Catholic News Service Article: "New generation, old rite: the enduring appeal of Catholic tradition"
The article and video bring out these major points:
- Classical liturgical music has an "uplifting, energizing effect, it really moves people to prayer," he says. "Both Gregorian chant and polyphony highlight the texts of the liturgy. When you're listening to them, you meditate on the words and internalize their meaning."
- A large segment of Father Kramer's flock is people born decades after the Tridentine Mass ceased to be the norm. He says they are frequently drawn by the older liturgy's emphasis on the sacrificial dimension, which makes it "more obvious that Christ is pouring out his blood for the forgiveness of sins."

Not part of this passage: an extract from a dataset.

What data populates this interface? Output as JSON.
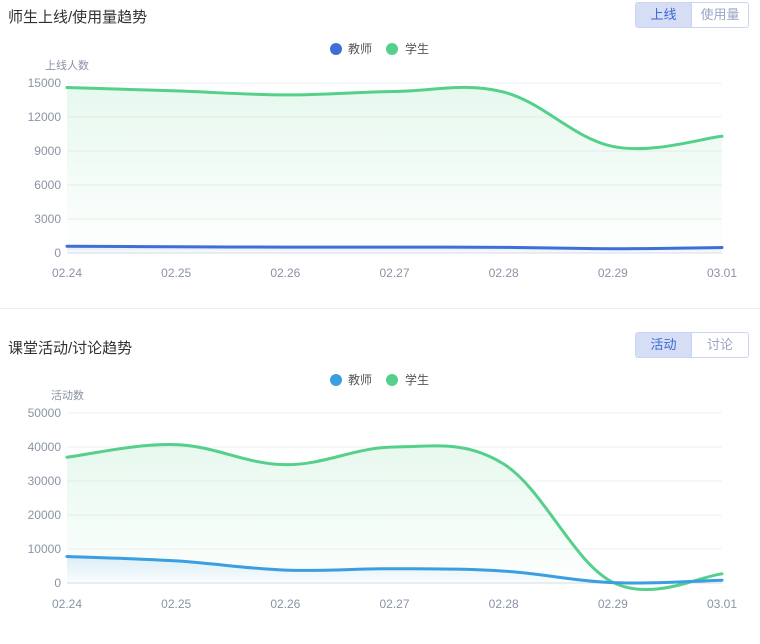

- Younger people also are "more sophisticated than they used to be, and they're looking for something at a higher level," Father Kramer says. "And I think that is connected with finding the great tradition and richness of the last 2,000 years."
- The Tridentine Mass is a link to the church's vast treasures of art, architecture, literature and music. "These are all things that we need to rediscover," Father Kramer says. "No other institution has anything like it."
- More specifically, he says, the liturgy offers an education in the faith itself. "The Latin of the old Mass helps the priest and the laity understand a lot more about the theology of the church right back to the third century, because a lot of the terminology is in Latin," Father Kramer says. "These are terms that are coming from the ancient world and that in the intervening centuries have accrued other (meanings) and have been enriched as they've gone along."
- Familiarity with the traditional liturgy can thus help the vast majority of Catholics who attend the ordinary form understand it better, Father Kramer says; and such exposure might also help priests who celebrate the newer liturgy to focus on its essential meaning.
- "In the old Mass the idea was that the personality of the priest should disappear and that the Mass would have an objective value," he says. "The new Mass could learn something from that principle ... that it's not about the priest, it's about Christ the priest and the priest acting in his stead."
- "The church can't have a council that contradicts previous councils. That just can't happen in Catholicism. One mustn't come to the documents with a hostility but rather with a mind that wants to see them as they relate to the general tradition."